Le cas des petites populations mérite une attention particulière : même une donnée agrégée peut devenir indirectement nominative lorsqu’un groupe ne comprend qu’une ou deux personnes. Le standard de publication doit donc prévoir des seuils ou regroupements compatibles avec la finalité de contrôle public.
Ce qui ferait réellement échouer cette mesure
Échec propre : la transparence des rémunérations peut devenir une exposition individuelle disproportionnée sans améliorer le contrôle public. La page distingue données attachées à une fonction, agrégats et informations réellement sensibles.

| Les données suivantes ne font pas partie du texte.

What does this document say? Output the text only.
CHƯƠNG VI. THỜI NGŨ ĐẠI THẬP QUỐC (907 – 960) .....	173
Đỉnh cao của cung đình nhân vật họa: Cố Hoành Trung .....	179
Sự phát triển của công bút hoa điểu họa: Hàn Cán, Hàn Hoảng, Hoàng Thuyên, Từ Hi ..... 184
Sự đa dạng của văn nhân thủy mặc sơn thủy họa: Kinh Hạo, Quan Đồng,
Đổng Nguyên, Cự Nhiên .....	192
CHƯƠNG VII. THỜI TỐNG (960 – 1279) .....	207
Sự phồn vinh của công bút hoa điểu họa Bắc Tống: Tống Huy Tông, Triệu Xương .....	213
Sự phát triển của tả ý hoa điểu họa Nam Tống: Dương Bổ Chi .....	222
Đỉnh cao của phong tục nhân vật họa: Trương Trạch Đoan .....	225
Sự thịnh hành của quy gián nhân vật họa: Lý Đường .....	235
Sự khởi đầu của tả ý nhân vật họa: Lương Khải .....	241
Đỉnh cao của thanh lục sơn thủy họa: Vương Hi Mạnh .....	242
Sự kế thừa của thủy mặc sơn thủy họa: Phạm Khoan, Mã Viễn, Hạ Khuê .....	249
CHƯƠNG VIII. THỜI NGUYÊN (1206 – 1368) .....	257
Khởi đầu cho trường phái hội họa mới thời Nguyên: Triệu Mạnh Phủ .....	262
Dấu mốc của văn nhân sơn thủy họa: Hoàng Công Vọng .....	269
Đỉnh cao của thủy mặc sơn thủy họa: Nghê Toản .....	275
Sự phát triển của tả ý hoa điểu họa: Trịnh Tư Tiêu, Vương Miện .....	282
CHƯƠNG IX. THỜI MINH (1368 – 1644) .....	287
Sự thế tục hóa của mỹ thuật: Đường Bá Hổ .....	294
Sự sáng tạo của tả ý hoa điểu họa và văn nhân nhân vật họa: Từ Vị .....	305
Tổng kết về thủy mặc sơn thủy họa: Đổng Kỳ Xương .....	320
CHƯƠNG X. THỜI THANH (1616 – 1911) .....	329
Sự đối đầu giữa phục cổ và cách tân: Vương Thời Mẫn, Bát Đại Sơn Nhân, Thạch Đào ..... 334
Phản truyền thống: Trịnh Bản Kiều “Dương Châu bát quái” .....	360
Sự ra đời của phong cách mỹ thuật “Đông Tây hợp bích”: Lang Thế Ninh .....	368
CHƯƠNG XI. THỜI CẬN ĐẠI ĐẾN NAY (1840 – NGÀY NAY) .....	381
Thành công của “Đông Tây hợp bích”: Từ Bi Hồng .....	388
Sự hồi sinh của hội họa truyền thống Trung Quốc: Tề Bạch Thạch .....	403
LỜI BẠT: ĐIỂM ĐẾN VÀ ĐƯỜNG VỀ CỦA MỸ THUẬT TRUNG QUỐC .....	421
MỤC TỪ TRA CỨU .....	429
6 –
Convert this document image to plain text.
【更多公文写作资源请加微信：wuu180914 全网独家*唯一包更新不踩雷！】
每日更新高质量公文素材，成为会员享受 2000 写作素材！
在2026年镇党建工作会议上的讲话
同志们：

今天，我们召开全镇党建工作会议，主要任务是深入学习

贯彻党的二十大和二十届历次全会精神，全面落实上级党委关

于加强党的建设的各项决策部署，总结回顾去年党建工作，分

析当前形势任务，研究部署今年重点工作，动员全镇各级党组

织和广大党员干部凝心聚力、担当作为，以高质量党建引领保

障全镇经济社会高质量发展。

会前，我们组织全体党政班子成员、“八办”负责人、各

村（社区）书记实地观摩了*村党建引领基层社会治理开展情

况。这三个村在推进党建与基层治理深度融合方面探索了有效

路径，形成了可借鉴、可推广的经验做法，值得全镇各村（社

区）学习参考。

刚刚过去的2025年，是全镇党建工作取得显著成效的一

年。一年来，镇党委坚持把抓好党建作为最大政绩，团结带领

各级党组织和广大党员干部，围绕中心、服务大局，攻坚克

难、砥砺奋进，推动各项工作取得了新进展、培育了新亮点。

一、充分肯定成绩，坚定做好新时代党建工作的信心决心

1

Une publication impossible à comparer dans le temps est également considérée comme un échec.
La transparence ne crée pas d’économie autonome. Si une autre mesure réduit une rémunération ou un avantage, son gain reste à cette mesure ; 10.08 suit seulement l’effectivité et le coût de publication.
Sources primaires et institutionnelles
Les règles de droit sont vérifiées sur des sources officielles. Les choix Delta-Sierra restent identifiés comme propositions et les comparaisons étrangères ne sont pas présentées comme des transpositions automatiques.
Date de vérification : 12 août 2026. Les pages seront réactualisées si la Constitution, la LOLF ou le cadre européen évoluent.Les références de 10.08 sont mobilisées pour distinguer contrôle démocratique, transparence des fonctions et protection des données personnelles. La page ne déduit pas d’un principe de transparence que toute information individuelle devrait être rendue publique sans test de nécessité et de proportionnalité.